Rare foreign-born CEO says Japan needs immigration to thrive

The chairman of one of Japan’s most well-known snack firms, who was born in India, has cautioned that in order to restore the economy to its former glory, the nation needs to adopt a new perspective and let more immigration.

Since a variety of different programs, including an extremely permissive monetary policy and trillions of dollars in stimulus measures, have failed to spur growth, politicians have been struggling for years to recover from the so-called lost decades.

Lekh Juneja, the CEO of the massive rice cracker company Kameda Seika, expressed concern that his adopted nation has lost its competitive edge as the new government of Prime Minister Shigeru Ishiba looks for a new way to restore its former dominance in the global IT industry.

“Forty years ago I came to Japan because it was close to number one in GDP… it was booming,” the biotech scientist told AFP at Kameda’s headquarters in Japan’s rice heartland of Niigata.

But at some point “Japan thought ‘we have everything now’. And I think that the hungry spirit to (have) the guts to go global started disappearing a bit”.

Kameda’s expansion mirrored Japan’s postwar boom, increasing revenues tenfold between 1965 and 1974 and becoming synonymous with the nationally adored “senbei” crackers in the process.

But the country that gave the world the Sony Walkman, the bullet train and Super Mario is no longer setting the pace in technology, overtaken by Silicon Valley, South Korea and China.

In the late 1980s, Japanese firms dominated the world’s top 10 companies by market capitalisation. Today not one makes the list.

The population is ageing and projected to drop by almost a third in the next 50 years, and firms are already having problems filling vacancies.

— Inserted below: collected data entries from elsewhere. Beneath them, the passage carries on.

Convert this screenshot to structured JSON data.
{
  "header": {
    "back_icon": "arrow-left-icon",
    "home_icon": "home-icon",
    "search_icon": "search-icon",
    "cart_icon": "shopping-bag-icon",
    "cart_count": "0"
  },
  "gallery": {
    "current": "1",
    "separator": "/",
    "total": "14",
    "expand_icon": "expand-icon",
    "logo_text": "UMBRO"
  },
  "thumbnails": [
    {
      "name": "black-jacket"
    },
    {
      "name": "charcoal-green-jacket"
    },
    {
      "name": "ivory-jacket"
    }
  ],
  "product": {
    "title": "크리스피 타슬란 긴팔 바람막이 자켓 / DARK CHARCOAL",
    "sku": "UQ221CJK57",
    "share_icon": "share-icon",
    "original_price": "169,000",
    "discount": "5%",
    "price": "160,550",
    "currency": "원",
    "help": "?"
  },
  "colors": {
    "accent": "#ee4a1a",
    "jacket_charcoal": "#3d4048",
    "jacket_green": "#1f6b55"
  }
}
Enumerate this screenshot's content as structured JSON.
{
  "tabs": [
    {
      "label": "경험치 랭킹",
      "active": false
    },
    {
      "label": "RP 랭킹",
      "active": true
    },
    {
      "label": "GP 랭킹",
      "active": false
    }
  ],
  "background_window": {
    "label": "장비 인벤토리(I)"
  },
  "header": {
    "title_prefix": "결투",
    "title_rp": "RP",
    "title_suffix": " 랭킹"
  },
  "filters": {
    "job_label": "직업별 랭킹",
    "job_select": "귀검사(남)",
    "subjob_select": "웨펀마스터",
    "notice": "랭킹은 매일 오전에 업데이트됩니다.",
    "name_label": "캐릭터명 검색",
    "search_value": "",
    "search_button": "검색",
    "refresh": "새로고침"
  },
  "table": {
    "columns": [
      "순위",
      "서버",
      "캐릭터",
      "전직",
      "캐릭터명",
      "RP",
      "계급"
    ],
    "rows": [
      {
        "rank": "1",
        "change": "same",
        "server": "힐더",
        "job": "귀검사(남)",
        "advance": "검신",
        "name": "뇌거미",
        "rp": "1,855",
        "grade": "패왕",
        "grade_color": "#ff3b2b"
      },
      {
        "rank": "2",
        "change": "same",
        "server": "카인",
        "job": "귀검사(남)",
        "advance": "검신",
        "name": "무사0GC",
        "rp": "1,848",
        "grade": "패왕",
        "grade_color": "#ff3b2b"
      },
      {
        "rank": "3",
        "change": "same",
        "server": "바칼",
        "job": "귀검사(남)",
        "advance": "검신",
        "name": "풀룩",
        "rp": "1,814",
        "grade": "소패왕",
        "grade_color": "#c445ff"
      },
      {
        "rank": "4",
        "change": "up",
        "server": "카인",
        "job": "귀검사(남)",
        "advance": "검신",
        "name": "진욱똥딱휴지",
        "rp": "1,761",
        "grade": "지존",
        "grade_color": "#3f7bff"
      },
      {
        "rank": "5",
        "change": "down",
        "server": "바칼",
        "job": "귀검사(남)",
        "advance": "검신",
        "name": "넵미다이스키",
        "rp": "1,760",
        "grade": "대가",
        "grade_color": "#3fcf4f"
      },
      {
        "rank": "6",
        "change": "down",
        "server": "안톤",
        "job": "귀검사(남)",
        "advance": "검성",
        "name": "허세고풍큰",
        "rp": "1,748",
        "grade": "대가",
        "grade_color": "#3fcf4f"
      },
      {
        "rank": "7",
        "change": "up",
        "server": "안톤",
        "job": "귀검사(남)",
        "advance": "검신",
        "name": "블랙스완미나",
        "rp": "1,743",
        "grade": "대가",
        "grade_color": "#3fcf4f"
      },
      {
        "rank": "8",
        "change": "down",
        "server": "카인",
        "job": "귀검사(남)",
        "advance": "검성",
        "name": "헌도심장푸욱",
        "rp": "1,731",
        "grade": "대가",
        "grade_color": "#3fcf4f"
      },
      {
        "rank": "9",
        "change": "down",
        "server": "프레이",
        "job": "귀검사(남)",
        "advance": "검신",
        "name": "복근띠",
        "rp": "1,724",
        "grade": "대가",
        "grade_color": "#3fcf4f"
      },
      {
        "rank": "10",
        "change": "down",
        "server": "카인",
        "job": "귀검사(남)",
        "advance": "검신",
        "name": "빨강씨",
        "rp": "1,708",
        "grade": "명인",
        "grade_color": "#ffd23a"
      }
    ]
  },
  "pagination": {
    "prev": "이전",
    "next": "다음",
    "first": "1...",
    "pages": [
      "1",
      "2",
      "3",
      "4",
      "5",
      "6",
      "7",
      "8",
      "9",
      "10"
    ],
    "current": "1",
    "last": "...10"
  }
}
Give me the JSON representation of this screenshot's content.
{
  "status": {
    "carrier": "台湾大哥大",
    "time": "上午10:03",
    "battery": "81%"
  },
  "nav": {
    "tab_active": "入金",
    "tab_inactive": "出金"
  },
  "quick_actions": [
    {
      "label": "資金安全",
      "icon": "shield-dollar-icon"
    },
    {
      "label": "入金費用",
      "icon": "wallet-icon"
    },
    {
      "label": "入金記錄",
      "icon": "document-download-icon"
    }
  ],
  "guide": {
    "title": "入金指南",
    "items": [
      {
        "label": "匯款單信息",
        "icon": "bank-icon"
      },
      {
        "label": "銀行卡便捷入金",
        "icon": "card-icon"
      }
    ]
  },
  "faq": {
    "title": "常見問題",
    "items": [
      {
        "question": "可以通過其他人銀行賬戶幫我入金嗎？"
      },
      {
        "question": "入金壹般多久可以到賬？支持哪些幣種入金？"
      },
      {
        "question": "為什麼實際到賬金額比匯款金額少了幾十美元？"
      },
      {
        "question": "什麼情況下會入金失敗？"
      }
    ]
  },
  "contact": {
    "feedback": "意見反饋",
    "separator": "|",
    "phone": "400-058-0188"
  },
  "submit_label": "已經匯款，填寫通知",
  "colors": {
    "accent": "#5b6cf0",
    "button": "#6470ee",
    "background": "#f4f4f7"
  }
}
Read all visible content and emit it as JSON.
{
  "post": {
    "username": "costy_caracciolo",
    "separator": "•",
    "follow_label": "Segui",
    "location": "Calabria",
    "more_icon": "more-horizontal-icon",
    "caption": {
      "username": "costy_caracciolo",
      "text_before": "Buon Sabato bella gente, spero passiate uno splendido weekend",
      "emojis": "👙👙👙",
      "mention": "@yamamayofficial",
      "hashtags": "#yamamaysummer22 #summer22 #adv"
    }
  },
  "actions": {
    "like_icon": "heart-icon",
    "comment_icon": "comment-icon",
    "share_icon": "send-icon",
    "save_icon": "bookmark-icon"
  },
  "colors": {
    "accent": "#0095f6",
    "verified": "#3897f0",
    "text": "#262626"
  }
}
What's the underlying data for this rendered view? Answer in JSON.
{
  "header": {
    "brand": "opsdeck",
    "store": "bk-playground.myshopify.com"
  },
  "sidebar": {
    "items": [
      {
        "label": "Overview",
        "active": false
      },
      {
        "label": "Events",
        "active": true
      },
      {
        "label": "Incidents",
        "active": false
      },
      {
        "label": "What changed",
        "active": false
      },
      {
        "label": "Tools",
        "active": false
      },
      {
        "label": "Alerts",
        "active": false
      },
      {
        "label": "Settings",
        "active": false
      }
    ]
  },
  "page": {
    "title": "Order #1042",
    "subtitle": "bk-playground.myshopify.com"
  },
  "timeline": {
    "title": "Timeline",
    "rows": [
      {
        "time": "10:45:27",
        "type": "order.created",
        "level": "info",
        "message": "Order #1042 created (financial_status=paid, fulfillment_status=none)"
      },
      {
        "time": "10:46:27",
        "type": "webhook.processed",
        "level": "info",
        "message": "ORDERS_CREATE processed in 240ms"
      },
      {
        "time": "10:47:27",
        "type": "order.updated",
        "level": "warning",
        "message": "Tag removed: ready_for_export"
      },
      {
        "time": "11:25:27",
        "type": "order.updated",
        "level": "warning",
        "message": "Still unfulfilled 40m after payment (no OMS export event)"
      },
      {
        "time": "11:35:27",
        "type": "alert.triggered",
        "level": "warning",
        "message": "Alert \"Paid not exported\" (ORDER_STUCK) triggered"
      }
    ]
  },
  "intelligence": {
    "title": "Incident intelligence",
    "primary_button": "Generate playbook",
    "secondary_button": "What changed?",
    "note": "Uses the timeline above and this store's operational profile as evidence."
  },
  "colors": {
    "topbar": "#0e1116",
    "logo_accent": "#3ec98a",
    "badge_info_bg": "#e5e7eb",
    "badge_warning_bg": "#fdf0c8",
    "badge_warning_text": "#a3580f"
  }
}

Although it has relaxed the rules in recent years, Japan has not turned in a big way to immigration as a solution.

The country “has no choice” but to allow in more immigrants, said Juneja, 72, who first came to Japan in 1984 and previously worked for a food ingredients maker and a pharmaceuticals firm.

“It’s not only the numbers. It’s also the mindset, the culture. We have to go global,” he said.

According to a recent study, Japan needs to more than triple its number of foreign workers to 6.88 million by 2040. Currently it’s on track to be almost a million short.